Linda m'a alors proposé un plan cul. J'ai accepté. Et je lui ai dit, naïf, imbécile compulsif, borderline pathétique, je ne me masturberai plus jusqu'à ce jour j (cette mort m, cette connerie c) pour t'honorer. Elle avait répondu que dix litres ne l'honoraient pas plus qu'un déci. Au diable les décis ! J'appuie Natacha contre le mur boisé – on repassera pour le tango – et me sers un verre ras de tawny porto que je descends aussitôt. Que reste-t-il de la vie après cela ?

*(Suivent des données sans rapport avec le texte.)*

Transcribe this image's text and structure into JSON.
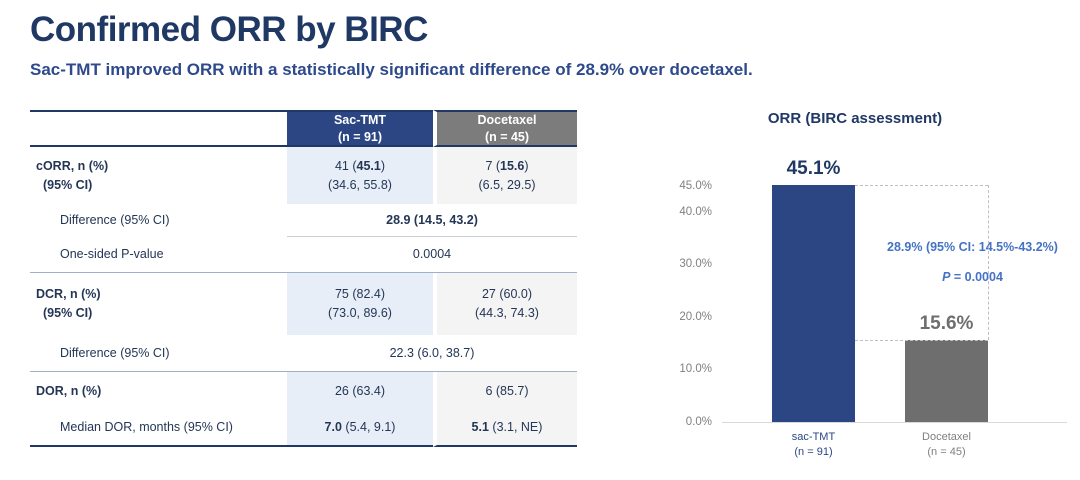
{
  "slide": {
    "title": "Confirmed ORR by BIRC",
    "subtitle": "Sac-TMT improved ORR with a statistically significant difference of 28.9% over docetaxel."
  },
  "table": {
    "header": {
      "sac_name": "Sac-TMT",
      "sac_n": "(n = 91)",
      "doc_name": "Docetaxel",
      "doc_n": "(n = 45)"
    },
    "rows": {
      "corr": {
        "label1": "cORR, n (%)",
        "label2": "(95% CI)",
        "sac1": "41 (**45.1**)",
        "sac2": "(34.6, 55.8)",
        "doc1": "7 (**15.6**)",
        "doc2": "(6.5, 29.5)"
      },
      "corr_diff": {
        "label": "Difference (95% CI)",
        "value": "**28.9 (14.5, 43.2)**"
      },
      "corr_p": {
        "label": "One-sided P-value",
        "value": "0.0004"
      },
      "dcr": {
        "label1": "DCR, n (%)",
        "label2": "(95% CI)",
        "sac1": "75 (82.4)",
        "sac2": "(73.0, 89.6)",
        "doc1": "27 (60.0)",
        "doc2": "(44.3, 74.3)"
      },
      "dcr_diff": {
        "label": "Difference (95% CI)",
        "value": "22.3 (6.0, 38.7)"
      },
      "dor": {
        "label": "DOR, n (%)",
        "sac": "26 (63.4)",
        "doc": "6 (85.7)"
      },
      "dor_median": {
        "label": "Median DOR, months (95% CI)",
        "sac": "**7.0** (5.4, 9.1)",
        "doc": "**5.1** (3.1, NE)"
      }
    }
  },
  "chart_data": {
    "type": "bar",
    "title": "ORR (BIRC assessment)",
    "categories": [
      "sac-TMT",
      "Docetaxel"
    ],
    "category_ns": [
      "(n = 91)",
      "(n = 45)"
    ],
    "values": [
      45.1,
      15.6
    ],
    "bar_labels": [
      "45.1%",
      "15.6%"
    ],
    "bar_colors": [
      "#2B4683",
      "#6E6E6E"
    ],
    "bar_label_colors": [
      "#1F3864",
      "#6E6E6E"
    ],
    "ylim": [
      0,
      45
    ],
    "grid": false,
    "legend": false,
    "yticks": [
      {
        "v": 45,
        "label": "45.0%"
      },
      {
        "v": 40,
        "label": "40.0%"
      },
      {
        "v": 30,
        "label": "30.0%"
      },
      {
        "v": 20,
        "label": "20.0%"
      },
      {
        "v": 10,
        "label": "10.0%"
      },
      {
        "v": 0,
        "label": "0.0%"
      }
    ],
    "annotation": {
      "line1": "28.9% (95% CI: 14.5%-43.2%)",
      "p": "P",
      "p_rest": " = 0.0004"
    }
  },
  "colors": {
    "navy": "#1F3864",
    "subtitle_navy": "#2E4A8C",
    "header_navy": "#2B4683",
    "header_gray": "#7C7C7C",
    "bar_navy": "#2B4683",
    "bar_gray": "#6E6E6E",
    "shade_blue": "#E8EEF8",
    "shade_gray": "#F4F4F4",
    "annotation_blue": "#4472C4"
  }
}
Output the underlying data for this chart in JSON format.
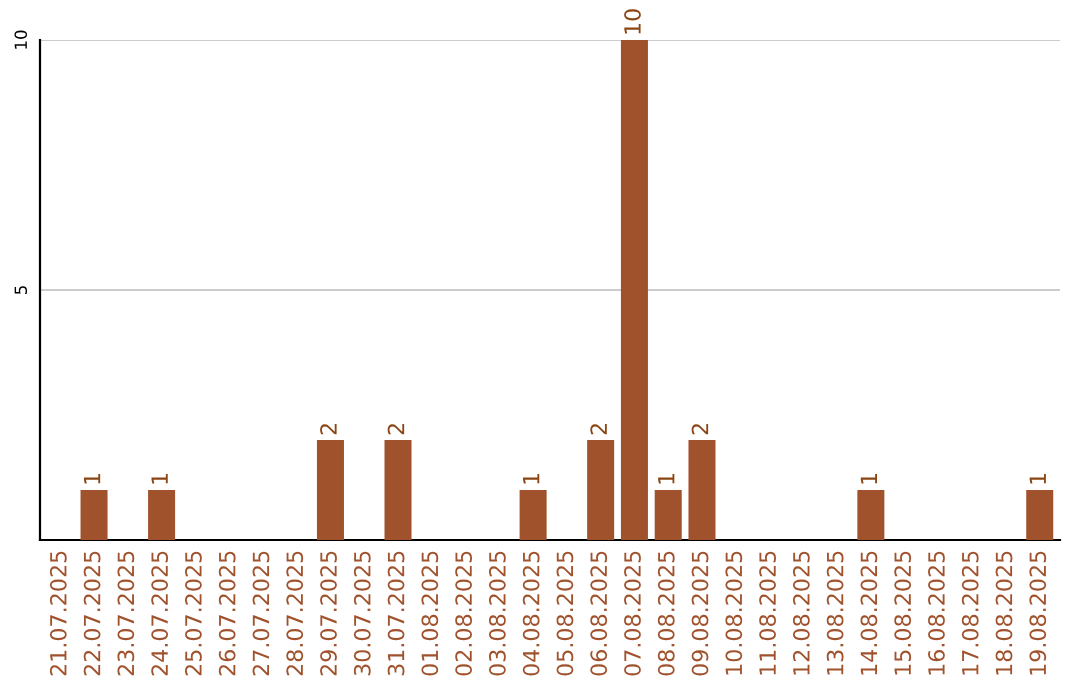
{
  "chart_data": {
    "type": "bar",
    "categories": [
      "21.07.2025",
      "22.07.2025",
      "23.07.2025",
      "24.07.2025",
      "25.07.2025",
      "26.07.2025",
      "27.07.2025",
      "28.07.2025",
      "29.07.2025",
      "30.07.2025",
      "31.07.2025",
      "01.08.2025",
      "02.08.2025",
      "03.08.2025",
      "04.08.2025",
      "05.08.2025",
      "06.08.2025",
      "07.08.2025",
      "08.08.2025",
      "09.08.2025",
      "10.08.2025",
      "11.08.2025",
      "12.08.2025",
      "13.08.2025",
      "14.08.2025",
      "15.08.2025",
      "16.08.2025",
      "17.08.2025",
      "18.08.2025",
      "19.08.2025"
    ],
    "values": [
      0,
      1,
      0,
      1,
      0,
      0,
      0,
      0,
      2,
      0,
      2,
      0,
      0,
      0,
      1,
      0,
      2,
      10,
      1,
      2,
      0,
      0,
      0,
      0,
      1,
      0,
      0,
      0,
      0,
      1
    ],
    "value_labels": [
      null,
      "1",
      null,
      "1",
      null,
      null,
      null,
      null,
      "2",
      null,
      "2",
      null,
      null,
      null,
      "1",
      null,
      "2",
      "10",
      "1",
      "2",
      null,
      null,
      null,
      null,
      "1",
      null,
      null,
      null,
      null,
      "1"
    ],
    "color": "#a0522d",
    "ylim": [
      0,
      10
    ],
    "yticks": [
      5,
      10
    ],
    "grid": "y"
  }
}
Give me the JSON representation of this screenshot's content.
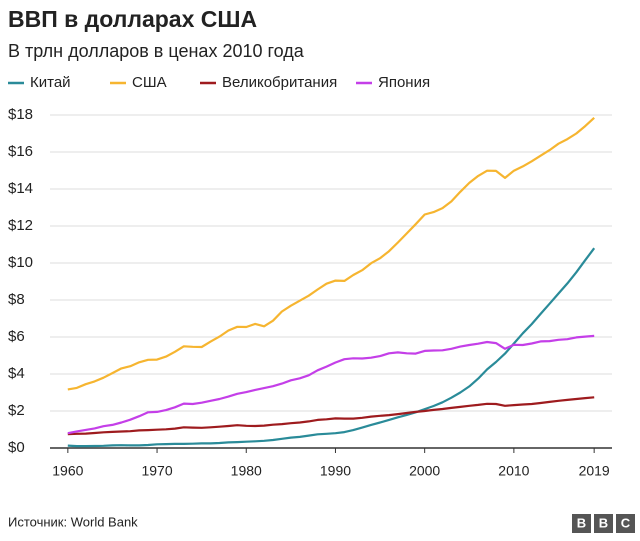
{
  "chart_data": {
    "type": "line",
    "title": "ВВП в долларах США",
    "subtitle": "В трлн долларов в ценах 2010 года",
    "source": "Источник: World Bank",
    "logo": [
      "B",
      "B",
      "C"
    ],
    "x": [
      1960,
      1961,
      1962,
      1963,
      1964,
      1965,
      1966,
      1967,
      1968,
      1969,
      1970,
      1971,
      1972,
      1973,
      1974,
      1975,
      1976,
      1977,
      1978,
      1979,
      1980,
      1981,
      1982,
      1983,
      1984,
      1985,
      1986,
      1987,
      1988,
      1989,
      1990,
      1991,
      1992,
      1993,
      1994,
      1995,
      1996,
      1997,
      1998,
      1999,
      2000,
      2001,
      2002,
      2003,
      2004,
      2005,
      2006,
      2007,
      2008,
      2009,
      2010,
      2011,
      2012,
      2013,
      2014,
      2015,
      2016,
      2017,
      2018,
      2019
    ],
    "xlim": [
      1958,
      2021
    ],
    "xticks": [
      1960,
      1970,
      1980,
      1990,
      2000,
      2010,
      2019
    ],
    "ylim": [
      0,
      18
    ],
    "yticks": [
      {
        "value": 0,
        "label": "$0"
      },
      {
        "value": 2,
        "label": "$2"
      },
      {
        "value": 4,
        "label": "$4"
      },
      {
        "value": 6,
        "label": "$6"
      },
      {
        "value": 8,
        "label": "$8"
      },
      {
        "value": 10,
        "label": "$10"
      },
      {
        "value": 12,
        "label": "$12"
      },
      {
        "value": 14,
        "label": "$14"
      },
      {
        "value": 16,
        "label": "$16"
      },
      {
        "value": 18,
        "label": "$18"
      }
    ],
    "grid": true,
    "series": [
      {
        "name": "Китай",
        "color": "#2a8b99",
        "values": [
          0.13,
          0.1,
          0.1,
          0.11,
          0.12,
          0.14,
          0.15,
          0.14,
          0.14,
          0.16,
          0.2,
          0.21,
          0.22,
          0.22,
          0.23,
          0.25,
          0.25,
          0.27,
          0.3,
          0.32,
          0.34,
          0.36,
          0.39,
          0.43,
          0.5,
          0.56,
          0.6,
          0.67,
          0.74,
          0.77,
          0.8,
          0.86,
          0.97,
          1.1,
          1.25,
          1.38,
          1.52,
          1.66,
          1.79,
          1.93,
          2.1,
          2.27,
          2.47,
          2.72,
          3.0,
          3.33,
          3.75,
          4.25,
          4.65,
          5.1,
          5.65,
          6.2,
          6.7,
          7.25,
          7.8,
          8.35,
          8.9,
          9.5,
          10.15,
          10.8
        ]
      },
      {
        "name": "США",
        "color": "#f6b530",
        "values": [
          3.17,
          3.25,
          3.45,
          3.6,
          3.8,
          4.05,
          4.3,
          4.42,
          4.63,
          4.77,
          4.78,
          4.94,
          5.2,
          5.5,
          5.47,
          5.46,
          5.75,
          6.02,
          6.35,
          6.55,
          6.54,
          6.71,
          6.58,
          6.88,
          7.38,
          7.69,
          7.96,
          8.23,
          8.57,
          8.88,
          9.05,
          9.03,
          9.35,
          9.61,
          9.99,
          10.26,
          10.64,
          11.11,
          11.6,
          12.1,
          12.62,
          12.75,
          12.97,
          13.33,
          13.85,
          14.33,
          14.71,
          14.99,
          14.98,
          14.6,
          14.99,
          15.22,
          15.5,
          15.8,
          16.1,
          16.45,
          16.7,
          17.0,
          17.4,
          17.85
        ]
      },
      {
        "name": "Великобритания",
        "color": "#9e1b1e",
        "values": [
          0.75,
          0.77,
          0.78,
          0.81,
          0.85,
          0.87,
          0.89,
          0.91,
          0.95,
          0.97,
          0.99,
          1.01,
          1.05,
          1.12,
          1.1,
          1.09,
          1.12,
          1.15,
          1.19,
          1.23,
          1.2,
          1.19,
          1.21,
          1.26,
          1.29,
          1.34,
          1.38,
          1.44,
          1.52,
          1.55,
          1.6,
          1.59,
          1.59,
          1.63,
          1.7,
          1.74,
          1.78,
          1.83,
          1.89,
          1.95,
          2.0,
          2.06,
          2.11,
          2.17,
          2.22,
          2.28,
          2.33,
          2.39,
          2.38,
          2.28,
          2.32,
          2.35,
          2.38,
          2.43,
          2.49,
          2.55,
          2.6,
          2.65,
          2.7,
          2.74
        ]
      },
      {
        "name": "Япония",
        "color": "#c43fe8",
        "values": [
          0.8,
          0.9,
          0.98,
          1.06,
          1.18,
          1.25,
          1.38,
          1.53,
          1.72,
          1.93,
          1.95,
          2.05,
          2.2,
          2.4,
          2.38,
          2.45,
          2.55,
          2.65,
          2.78,
          2.93,
          3.02,
          3.14,
          3.24,
          3.34,
          3.48,
          3.66,
          3.77,
          3.93,
          4.2,
          4.4,
          4.62,
          4.8,
          4.85,
          4.84,
          4.88,
          4.97,
          5.12,
          5.17,
          5.12,
          5.1,
          5.25,
          5.27,
          5.28,
          5.36,
          5.48,
          5.57,
          5.64,
          5.73,
          5.67,
          5.36,
          5.58,
          5.57,
          5.65,
          5.76,
          5.78,
          5.85,
          5.88,
          5.98,
          6.02,
          6.06
        ]
      }
    ]
  }
}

Je décide qu'une douche règlera la question – me débarrassera surtout de l'odeur rance de la friture, de ce gras que j'ai sur la peau, qui circule en cachette dans mes veines. L'eau me lave – de quoi je ne sais. Je m'accroupis. Pense à Linda. Pense à Kate rencontrée lors d'une de mes récentes beuveries en société. Pense à Linda. Ma droite suit l'affaire de très près. Dix jours de retenue giclent et s'écoulent dans l'eau tiède qui me noie. Devant tant de blancheur, essoufflé, je ne peux m'empêcher de gerber mon mauvais mélange, là, la tête appuyée contre le robinet chromé, le corps recroquevillé, la main encore fermée sur l'objet du délit.